Pazarola Hasan Bey’in fesi üstünde, âbâni (Üzeri turuncu iplikle işlenmiş, daha çok sarık, bohça, kundak ve yorgan yüzü yapılan sarımtırak kumaştan yapılmış) sarığı vardı. Sarığının üstünde de ismi yazılı idi.

Mevsimine göre, sarığının kıvrımları arasına sümbül, gül, karanfil, fesleğen iliştirirdi. Hangi dükkânın önünden geçse, yüzündeki mütebessim maske ile: “Pazarola Bakkalbaşı, pazarola aşçıbaşı, pazarola manavbaşı” der ve esnafın rıcâ ve dâvetine rağmen çağrıldığı dükkânlardan içeri girmez, yürür giderdi.
Yalnız, pazarola demediği dükkânlar eczâhânelerdi. Şehirde hastalıkların çoğalmasına sebep olmaktan korktuğu için, eczâcılara bereket dilemediğini söylerlerdi.
Onun, mâsum ve güler yüzünü uzatarak, “Pazarola” temennîsi, esnafın dört gözle beklediği uğur ve bolluk işâreti idi.
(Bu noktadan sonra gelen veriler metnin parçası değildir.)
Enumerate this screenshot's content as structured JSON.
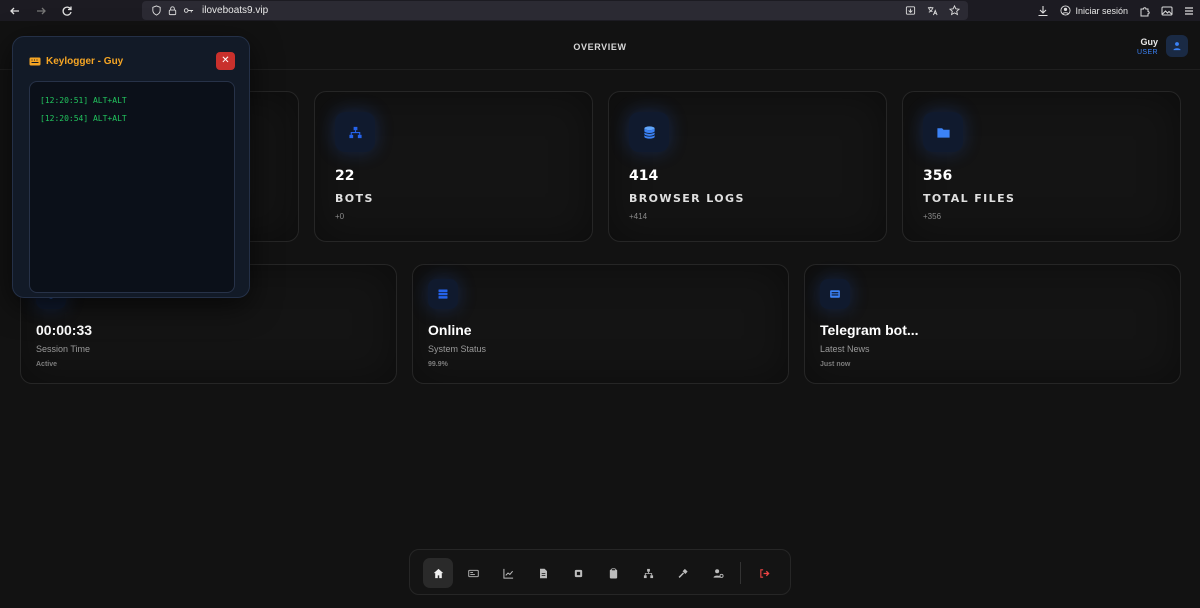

Bir öğle saatinde babamın bindiği arabanın sürücüsü: “Bey” demiş, “Seni götürdükten sonra hayvanları ahıra çekeceğim. Sabah erkenden Hasan Bey arabama bindi. O andan öğleye kadar bir dakîka müşteri eksilmedi. Eh hem hayvanlarım yoruldu, hem de ben günlük kazancımı fazla fazla doğrulttum.”
Hasan Bey’in kimsede bulunmayan o büyük başına uyacak fesin nasıl bulunduğunu merak edenler olurdu.
Şehirde, fesçi dükkânları olduğu gibi, fes kalıpçıları da vardı. Hırpalayarak kullanmaktan, oraya buraya atmaktan, uzun zaman giymekten, yağmurda karda ıslanmış olmaktan kalıbı bozulan fesler, büyüklüğüne göre kalıba çekilerek buharla ütülenip düzeltilirdi.
Hasan Bey’in başına göre kalıp olamayacağı için, fesi, bu işin ustaları tarafından çekip çekiştirilerek esnetilmek sûretiyle o mâsum başı fessiz ve çıplak bırakmıyorlardı herhalde.